Do you remember when you were younger and your mother told you to stand up straight? Well, it turns out, mothers really do know best after all. Having good posture is essential to your health and well being. Poor posture creates stress for virtually all parts of your body. It can cause everything from headaches, neck tightness, back issues and even knee and ankle pain. Here are some simple ways you can improve your posture and save yourself a trip to the doctor.
Neutral Posture is an optimal position of the spine which distributes equal amounts of force on the supporting tissues, i.e. muscles, bones, spinal discs and joints, which means less stress on the body. Here is a simple way to achieve neutral posture. Divide your body into 3 parts: neck, shoulders and pelvis. For each of those parts find a position where you exert the least amount of energy to maintain that posture in a comfortable manner. This is the place where your body remains straight and tall, effortlessly. Check yourself periodically to be sure your body is in neutral posture and you will find yourself looking and feeling better.
Belly breathing, also referred to as diaphragmatic breathing, can help relax the neck muscles while improving your posture. When you inhale, you expand your diaphragm allowing your lungs to fill with air. In a slouched position (flexed upper back and forward shoulders), the lungs get compressed limiting diaphragmatic expansion when inhaling. The body will then compensate by increasing the amount of breathes it makes to uptake the required oxygen amounts. This compensation process putts greater demand on neck and shoulder muscles which may cause muscle spasms, soreness, and tension headaches. Practicing belly breathing will help expand the chest, relieve stress and keep you upright.
- Inhale deeply, filling your belly with air before allowing it to flow upward into your chest. Simple, yet very effective!

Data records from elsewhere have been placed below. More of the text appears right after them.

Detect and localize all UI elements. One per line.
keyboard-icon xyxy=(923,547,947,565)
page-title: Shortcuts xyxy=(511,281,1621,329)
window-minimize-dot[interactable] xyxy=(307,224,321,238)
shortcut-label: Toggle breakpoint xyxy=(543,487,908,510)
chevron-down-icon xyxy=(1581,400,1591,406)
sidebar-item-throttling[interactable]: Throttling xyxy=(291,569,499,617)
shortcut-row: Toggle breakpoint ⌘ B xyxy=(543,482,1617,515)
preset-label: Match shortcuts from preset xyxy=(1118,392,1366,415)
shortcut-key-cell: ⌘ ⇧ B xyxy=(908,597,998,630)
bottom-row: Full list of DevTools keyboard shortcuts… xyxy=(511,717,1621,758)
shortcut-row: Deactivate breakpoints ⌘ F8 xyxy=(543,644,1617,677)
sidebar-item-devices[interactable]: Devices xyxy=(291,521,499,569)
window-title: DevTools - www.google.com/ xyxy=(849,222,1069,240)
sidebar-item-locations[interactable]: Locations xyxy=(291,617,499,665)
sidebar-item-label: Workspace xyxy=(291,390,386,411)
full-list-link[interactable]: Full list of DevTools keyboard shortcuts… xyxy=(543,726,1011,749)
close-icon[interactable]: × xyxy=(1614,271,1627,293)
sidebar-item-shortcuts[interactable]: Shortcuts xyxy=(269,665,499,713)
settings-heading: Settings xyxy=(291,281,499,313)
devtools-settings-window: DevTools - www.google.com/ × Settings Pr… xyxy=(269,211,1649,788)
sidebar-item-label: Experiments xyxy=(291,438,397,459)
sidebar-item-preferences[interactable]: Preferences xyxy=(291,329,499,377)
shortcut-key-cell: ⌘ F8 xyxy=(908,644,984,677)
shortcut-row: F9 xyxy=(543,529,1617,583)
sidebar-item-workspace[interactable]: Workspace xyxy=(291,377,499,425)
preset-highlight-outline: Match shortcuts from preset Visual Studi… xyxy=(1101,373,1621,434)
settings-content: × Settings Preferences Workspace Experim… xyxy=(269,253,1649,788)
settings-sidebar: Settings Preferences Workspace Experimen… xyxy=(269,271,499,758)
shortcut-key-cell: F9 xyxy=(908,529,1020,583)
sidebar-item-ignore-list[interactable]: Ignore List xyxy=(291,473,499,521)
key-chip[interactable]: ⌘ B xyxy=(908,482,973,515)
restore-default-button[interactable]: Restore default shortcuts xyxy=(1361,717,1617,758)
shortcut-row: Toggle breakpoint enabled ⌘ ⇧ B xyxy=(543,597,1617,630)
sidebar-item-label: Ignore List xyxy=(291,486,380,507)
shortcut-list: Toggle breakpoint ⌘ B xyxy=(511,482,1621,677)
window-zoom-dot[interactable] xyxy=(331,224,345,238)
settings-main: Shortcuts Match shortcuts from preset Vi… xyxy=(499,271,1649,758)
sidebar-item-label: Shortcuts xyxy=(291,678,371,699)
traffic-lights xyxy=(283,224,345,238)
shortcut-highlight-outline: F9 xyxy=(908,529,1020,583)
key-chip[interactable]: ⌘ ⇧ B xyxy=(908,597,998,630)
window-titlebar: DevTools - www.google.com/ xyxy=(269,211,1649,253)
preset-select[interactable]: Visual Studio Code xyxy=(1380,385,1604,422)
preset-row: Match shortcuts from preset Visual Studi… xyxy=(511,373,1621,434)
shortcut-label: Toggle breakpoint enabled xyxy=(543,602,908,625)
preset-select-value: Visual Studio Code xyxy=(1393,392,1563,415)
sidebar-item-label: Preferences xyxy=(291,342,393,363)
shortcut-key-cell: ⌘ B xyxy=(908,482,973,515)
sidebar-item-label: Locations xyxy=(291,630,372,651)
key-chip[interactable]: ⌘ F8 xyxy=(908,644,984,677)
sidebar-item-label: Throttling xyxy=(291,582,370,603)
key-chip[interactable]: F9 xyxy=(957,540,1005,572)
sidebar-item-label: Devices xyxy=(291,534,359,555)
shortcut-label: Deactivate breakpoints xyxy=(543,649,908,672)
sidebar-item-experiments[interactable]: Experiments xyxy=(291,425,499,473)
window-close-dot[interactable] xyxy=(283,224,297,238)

Stretch your pecs. Throughout the day, we engage with the world directly in front of us. This happens during common activities such as using the computer, driving or cooking. Your pecs (pectoralis major and minor), or chest muscles as most people know them, are shortened when you bring your arms forward. If not stretched, they will slowly tighten reinforcing a slouched posture (i.e flexed upper back and forward shoulders). Fortunately, there is an easy way to be sure your pecs are stretched throughout the day.
- Stand in an open doorway and place your forearms on each side of the door frame. Take a small step forward and lean your body forward until you feel a stretch in your chest/anterior shoulders. Hold the stretch for 30 seconds and repeat 2 more times (3 times total). Repeat at least three times a day, more if desired.
Strengthen your back muscles. Having a strong back will help you tolerate upright posture for longer periods of time.
- Lie on your belly, in a superman position. Lift your legs and arms off the floor and hold the position for as long as you can. Repeat 2 more times (3x times total).
It's that simple. By integrating these easy changes into your daily routine you will start to notice your pesky pains disappearing! Sometimes there is such a thing as a quick fix.